By December, pressure from the local community, activists across the country, and the Trump administration’s persistent requests to continue to expand led the site’s operators to refuse to take any more children.

Kevin Dinnin, CEO of BCFS, the contractor that ran the site, told Vice News that a big factor in the decision to turn the children away was the federal government’s pre-occupation with expanding capacity rather than uniting the minors with their families.

“The children were coming in but never leaving … We as an organization finally drew the line,” Dinnin said. “You can’t keep taking children in and not releasing them.”

Migrant teens walk in a line through the camp in December.



Migrant teens walk in a line through the camp in December. Photograph: Andres Leighton/AP

According to sources, out of the nearly 3,000 minors who were at the shelter in mid-December, the vast majority are expected to be sent to their sponsors in the US, while only a handful of them will be sent to one of the permanent shelters operated by the Office of Refugee Resettlement, which keeps custody of unaccompanied minors who enter the country.

“[The Tornillo facility] was a symbol of this administration’s deep inhumanity as shown by their willingness to hold tens of thousands of migrant children in detention,” said Fernando Garcia, executive director of the Border Network for Human Rights. “Migrant children and families never should have been separated or held in detention.”

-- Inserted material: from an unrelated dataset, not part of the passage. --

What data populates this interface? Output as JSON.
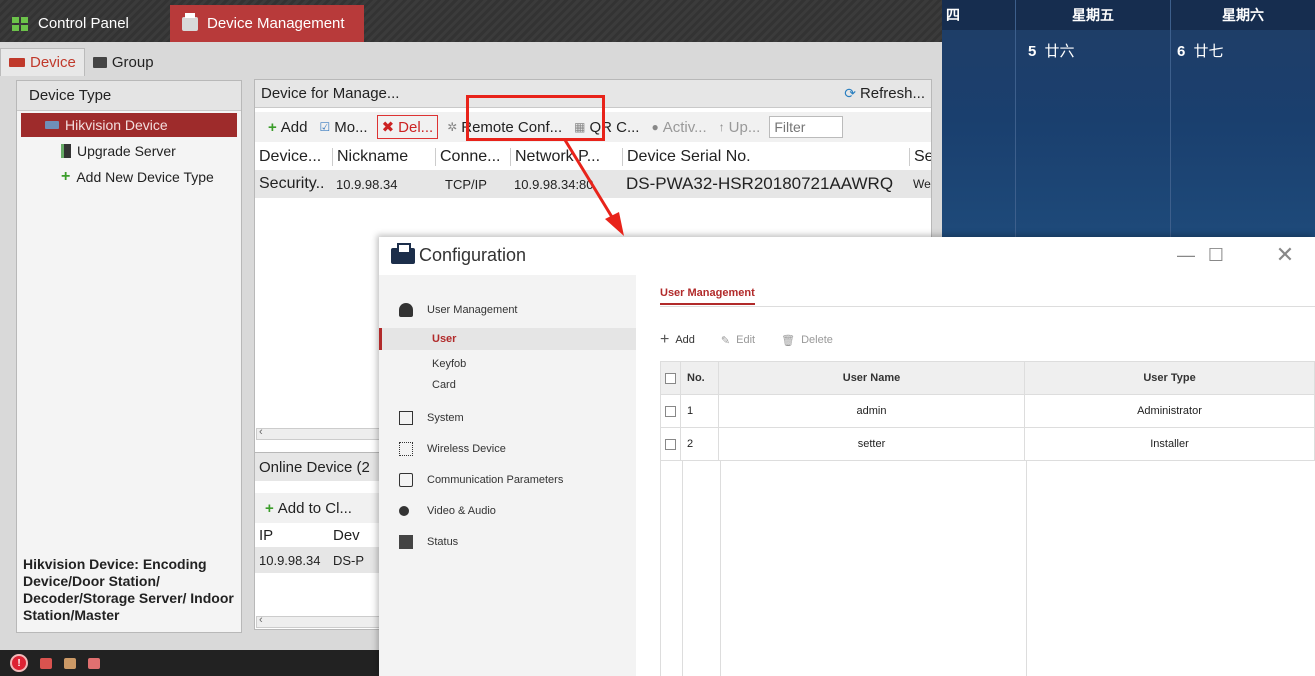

Camilo Perez-Bustillo, the director of research and advocacy at Hope Border Institute,

interviewed some of the teens who were detained in Tornillo in November.

“What I noticed about them was their vulnerability and trauma. They came from very precarious circumstances living in households which were on the edge,” he said. “They’ve been through hell and you can see it in their eyes and you can hear it in their voices.”

But Perez-Bustillo warned: “The story of Tornillo is not over, not until the situation of the more than 13,000 children still in detention is resolved.”